In the 12-month-old age group, NAC treatment of WT mice led to prohibitin being significantly increased and cofilin 1 significantly decreased in brain. Prohibitin is localized to the inner mitochondrial membrane and is known to inhibit DNA synthesis, regulate the cell cycle, and be involved in apopotosis and aging [69]. Prohibitin has shown cellular defense against oxidative stress in epithelial cells [70–71] and decreases in expression as a function of cellular senescence in human and chicken fibroblasts [69]. Because prohibitin also has roles as a chaperone and participates in the assembly of subunits in the mitochondrial respiratory chain complex, this protein regulates mitochondrial respiratory activity and aging [72–73]. Elevated prohibitin expression following NAC may be helpful in delaying detrimental changes associated with mitochondrial respiration in aging by increasing the availability of components involved in the electron transport chain (ETC). Cofilin 1 is the non-muscle isoform of cofilins that constitute a major portion of actin rods and plays roles in actin depolymerization and polymerization. Taken together, the results suggest that NAC, which many persons use as an over-the-counter dietary supplement, can affect levels of brain proteins involved in metabolism, prevention of oxidative stress, mitochondrial function, and cytoskeletal integrity. Each of these processes could be important in slowing mitochondrial alterations associated with aging.

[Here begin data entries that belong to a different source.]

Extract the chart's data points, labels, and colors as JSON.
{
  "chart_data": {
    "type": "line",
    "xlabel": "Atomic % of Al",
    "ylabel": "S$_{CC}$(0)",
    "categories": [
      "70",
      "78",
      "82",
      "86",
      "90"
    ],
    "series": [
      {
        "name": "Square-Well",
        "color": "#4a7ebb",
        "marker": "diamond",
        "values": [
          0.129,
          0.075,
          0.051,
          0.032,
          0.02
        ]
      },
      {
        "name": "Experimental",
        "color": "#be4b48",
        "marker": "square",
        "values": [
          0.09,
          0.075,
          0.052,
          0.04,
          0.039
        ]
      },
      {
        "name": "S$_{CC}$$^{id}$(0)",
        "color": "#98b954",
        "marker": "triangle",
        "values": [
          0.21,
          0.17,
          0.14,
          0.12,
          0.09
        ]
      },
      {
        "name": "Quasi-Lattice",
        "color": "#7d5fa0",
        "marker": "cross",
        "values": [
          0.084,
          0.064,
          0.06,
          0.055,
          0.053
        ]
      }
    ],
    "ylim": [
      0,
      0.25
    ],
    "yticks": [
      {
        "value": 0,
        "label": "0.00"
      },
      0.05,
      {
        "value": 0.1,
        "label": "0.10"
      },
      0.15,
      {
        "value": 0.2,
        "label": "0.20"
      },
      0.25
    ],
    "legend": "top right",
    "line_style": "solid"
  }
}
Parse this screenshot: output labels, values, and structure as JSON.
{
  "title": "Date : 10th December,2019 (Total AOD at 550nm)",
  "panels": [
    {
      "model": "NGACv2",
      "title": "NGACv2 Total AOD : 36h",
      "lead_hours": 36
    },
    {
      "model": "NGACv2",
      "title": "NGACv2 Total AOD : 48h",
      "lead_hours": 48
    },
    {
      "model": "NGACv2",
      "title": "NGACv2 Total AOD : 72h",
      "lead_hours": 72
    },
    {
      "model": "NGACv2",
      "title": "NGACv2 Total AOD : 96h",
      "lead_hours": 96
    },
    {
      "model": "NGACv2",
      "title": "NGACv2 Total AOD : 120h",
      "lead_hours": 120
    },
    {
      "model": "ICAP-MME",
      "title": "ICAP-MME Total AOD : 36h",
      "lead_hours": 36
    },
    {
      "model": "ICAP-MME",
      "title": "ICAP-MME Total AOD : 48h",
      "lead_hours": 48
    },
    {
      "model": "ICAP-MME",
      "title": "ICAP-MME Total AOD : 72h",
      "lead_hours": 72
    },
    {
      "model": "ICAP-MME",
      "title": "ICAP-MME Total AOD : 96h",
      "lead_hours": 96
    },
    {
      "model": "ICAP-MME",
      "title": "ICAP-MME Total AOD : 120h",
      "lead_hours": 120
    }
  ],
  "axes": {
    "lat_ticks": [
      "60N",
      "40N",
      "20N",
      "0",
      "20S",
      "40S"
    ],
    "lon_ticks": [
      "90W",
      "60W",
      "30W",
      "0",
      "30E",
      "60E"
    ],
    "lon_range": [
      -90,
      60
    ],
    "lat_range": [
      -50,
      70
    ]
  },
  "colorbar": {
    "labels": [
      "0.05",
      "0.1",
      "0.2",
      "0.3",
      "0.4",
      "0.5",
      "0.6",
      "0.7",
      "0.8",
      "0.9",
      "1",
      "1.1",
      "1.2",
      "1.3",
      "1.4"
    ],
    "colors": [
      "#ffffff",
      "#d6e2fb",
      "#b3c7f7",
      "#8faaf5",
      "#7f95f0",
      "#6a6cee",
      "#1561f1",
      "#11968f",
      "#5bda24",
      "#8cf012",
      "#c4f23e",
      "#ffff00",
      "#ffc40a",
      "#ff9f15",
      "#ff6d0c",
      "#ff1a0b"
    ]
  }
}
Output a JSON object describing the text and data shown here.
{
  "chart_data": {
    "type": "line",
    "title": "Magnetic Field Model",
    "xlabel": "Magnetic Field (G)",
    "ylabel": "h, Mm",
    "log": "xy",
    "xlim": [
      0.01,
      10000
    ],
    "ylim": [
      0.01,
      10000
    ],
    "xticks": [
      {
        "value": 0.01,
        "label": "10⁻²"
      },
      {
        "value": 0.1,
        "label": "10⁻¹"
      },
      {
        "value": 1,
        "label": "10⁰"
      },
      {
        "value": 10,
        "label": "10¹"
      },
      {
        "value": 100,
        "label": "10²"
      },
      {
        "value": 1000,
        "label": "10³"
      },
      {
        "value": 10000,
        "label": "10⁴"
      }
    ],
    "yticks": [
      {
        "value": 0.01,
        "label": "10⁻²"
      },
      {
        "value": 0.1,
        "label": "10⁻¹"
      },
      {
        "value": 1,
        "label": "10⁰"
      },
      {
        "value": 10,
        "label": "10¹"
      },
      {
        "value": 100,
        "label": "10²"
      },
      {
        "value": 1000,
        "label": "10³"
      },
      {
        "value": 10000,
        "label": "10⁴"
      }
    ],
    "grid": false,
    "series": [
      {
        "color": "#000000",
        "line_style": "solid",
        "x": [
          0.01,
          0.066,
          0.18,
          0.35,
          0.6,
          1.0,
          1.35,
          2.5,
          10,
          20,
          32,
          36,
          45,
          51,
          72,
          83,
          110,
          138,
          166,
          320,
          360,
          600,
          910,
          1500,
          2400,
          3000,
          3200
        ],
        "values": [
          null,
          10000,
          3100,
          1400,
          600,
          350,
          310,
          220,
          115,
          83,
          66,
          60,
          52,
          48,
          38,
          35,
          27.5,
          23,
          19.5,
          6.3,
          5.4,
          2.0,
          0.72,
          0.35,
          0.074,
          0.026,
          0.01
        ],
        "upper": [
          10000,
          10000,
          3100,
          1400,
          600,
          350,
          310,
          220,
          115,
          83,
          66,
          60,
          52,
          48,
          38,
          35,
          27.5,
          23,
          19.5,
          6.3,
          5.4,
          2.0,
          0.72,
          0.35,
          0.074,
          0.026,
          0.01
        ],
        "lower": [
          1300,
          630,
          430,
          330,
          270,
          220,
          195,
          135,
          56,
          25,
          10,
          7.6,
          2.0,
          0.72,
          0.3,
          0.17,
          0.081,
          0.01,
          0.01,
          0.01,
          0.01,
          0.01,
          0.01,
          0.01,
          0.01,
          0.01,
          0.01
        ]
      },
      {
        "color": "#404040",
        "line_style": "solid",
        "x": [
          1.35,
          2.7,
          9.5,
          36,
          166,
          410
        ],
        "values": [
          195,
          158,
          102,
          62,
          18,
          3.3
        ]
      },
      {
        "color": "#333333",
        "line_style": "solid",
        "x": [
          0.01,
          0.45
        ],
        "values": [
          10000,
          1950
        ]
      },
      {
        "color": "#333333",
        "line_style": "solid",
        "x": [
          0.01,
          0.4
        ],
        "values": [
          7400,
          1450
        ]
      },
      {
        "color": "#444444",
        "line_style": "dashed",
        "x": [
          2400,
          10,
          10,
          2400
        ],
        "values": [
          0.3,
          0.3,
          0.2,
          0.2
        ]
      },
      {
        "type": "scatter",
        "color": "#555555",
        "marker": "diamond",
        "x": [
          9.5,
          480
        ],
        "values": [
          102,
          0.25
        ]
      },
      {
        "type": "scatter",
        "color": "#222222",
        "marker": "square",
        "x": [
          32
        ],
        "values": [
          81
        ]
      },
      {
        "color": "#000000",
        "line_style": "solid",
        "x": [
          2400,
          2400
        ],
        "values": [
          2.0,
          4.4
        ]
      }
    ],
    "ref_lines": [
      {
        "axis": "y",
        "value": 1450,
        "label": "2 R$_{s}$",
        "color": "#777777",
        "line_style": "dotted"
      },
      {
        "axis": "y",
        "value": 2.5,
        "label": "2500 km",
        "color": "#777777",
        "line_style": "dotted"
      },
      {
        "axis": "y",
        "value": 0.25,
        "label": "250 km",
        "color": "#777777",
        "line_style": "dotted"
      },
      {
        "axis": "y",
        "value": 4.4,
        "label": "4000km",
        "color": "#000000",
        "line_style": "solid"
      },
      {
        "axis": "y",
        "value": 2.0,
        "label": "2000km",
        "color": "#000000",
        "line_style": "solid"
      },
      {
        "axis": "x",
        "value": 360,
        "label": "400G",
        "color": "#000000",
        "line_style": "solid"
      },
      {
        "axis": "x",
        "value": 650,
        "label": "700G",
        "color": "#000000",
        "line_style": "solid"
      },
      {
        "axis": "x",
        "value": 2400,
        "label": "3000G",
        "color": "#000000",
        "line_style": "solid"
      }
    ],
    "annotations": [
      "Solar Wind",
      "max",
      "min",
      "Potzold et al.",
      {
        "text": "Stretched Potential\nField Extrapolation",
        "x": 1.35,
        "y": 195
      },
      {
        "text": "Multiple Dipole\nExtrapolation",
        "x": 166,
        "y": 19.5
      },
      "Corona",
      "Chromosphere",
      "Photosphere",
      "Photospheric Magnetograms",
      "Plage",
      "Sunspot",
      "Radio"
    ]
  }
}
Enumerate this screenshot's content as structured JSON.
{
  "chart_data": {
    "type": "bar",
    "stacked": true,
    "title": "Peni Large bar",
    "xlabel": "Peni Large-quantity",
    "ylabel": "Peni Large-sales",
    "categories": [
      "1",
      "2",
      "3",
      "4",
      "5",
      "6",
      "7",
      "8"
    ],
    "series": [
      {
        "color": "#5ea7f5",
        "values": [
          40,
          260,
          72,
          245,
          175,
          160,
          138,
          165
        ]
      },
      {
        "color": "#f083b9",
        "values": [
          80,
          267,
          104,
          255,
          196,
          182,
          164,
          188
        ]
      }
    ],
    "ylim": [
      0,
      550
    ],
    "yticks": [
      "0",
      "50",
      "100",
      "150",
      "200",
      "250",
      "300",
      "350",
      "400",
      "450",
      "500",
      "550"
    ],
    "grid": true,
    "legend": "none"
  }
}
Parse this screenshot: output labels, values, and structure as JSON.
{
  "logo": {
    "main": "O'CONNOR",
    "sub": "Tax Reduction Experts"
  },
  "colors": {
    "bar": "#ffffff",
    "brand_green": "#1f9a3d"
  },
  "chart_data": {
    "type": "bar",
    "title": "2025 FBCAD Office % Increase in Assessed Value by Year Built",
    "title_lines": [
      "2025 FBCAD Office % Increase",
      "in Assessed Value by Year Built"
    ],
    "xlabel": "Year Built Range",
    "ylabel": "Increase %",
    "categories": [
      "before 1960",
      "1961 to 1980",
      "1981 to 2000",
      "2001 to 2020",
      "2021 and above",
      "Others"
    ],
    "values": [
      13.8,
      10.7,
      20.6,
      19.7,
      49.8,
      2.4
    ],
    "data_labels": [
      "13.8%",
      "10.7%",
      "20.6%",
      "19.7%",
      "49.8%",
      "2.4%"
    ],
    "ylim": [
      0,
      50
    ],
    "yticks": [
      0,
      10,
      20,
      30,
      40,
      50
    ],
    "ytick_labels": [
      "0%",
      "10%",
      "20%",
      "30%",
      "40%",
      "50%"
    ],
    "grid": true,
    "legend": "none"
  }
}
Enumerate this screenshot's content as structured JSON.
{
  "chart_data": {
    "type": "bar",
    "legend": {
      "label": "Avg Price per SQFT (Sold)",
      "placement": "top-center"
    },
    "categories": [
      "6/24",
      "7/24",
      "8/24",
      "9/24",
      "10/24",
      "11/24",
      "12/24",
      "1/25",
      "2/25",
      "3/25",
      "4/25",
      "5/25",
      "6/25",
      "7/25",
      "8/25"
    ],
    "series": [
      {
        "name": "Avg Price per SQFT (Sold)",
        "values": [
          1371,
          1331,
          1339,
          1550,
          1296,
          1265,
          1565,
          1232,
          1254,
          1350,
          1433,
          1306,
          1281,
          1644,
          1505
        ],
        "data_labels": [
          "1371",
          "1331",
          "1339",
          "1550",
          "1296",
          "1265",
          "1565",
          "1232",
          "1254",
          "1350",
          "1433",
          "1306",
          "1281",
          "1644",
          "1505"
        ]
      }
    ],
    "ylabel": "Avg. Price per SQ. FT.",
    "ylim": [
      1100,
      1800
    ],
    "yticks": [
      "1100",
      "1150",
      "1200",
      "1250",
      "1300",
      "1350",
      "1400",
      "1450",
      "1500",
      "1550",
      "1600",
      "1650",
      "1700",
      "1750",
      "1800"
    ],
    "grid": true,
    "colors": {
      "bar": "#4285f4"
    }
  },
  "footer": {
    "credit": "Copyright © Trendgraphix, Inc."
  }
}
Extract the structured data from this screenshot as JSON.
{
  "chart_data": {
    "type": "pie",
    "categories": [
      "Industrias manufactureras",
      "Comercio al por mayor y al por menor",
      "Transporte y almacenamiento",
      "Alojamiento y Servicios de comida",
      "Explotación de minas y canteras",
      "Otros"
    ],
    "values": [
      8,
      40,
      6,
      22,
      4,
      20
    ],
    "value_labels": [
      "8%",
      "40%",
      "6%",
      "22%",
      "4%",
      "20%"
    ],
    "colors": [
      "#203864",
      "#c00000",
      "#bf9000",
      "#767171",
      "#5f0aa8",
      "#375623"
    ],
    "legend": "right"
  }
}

Examining the proteomes of WT and APP/PS-1 mice given drinking water prior to (i.e., 9 months) and after (i.e., 12 months) periods of significant Aβ(1–42) deposition revealed several altered brain proteins involved in energy production, cell signaling, defense systems, excitotoxicity, synapse-related, cellular structure, and mitochondria in APP/PS-1 mice. In vivo NAC treatment for 5 months has been reported to provide protection against oxidative stress in brain of APP/PS-1 human double mutant knock-in mice at 9 and 12 months of age, consistent with the notion that NAC has potential to be a therapeutic approach for both MCI and AD [21]. NAC provides protection against oxidative stress because it acts as a free radical scavenger directly and increases endogenous GSH levels. Our results show that NAC alters the expression levels of some proteins in the brain proteomes of WT and APP/PS-1 mice. It is possible larger numbers of proteins affected by NAC may be detectable in specific cell types or tissues (e.g., hippocampus and/or cortex) and global effects in brain are minimized in these studies. Studies of this nature and others that investigate the possibility for NAC as a potential therapeutic approach in MCI and AD are strongly suggested and are currently ongoing in our laboratory.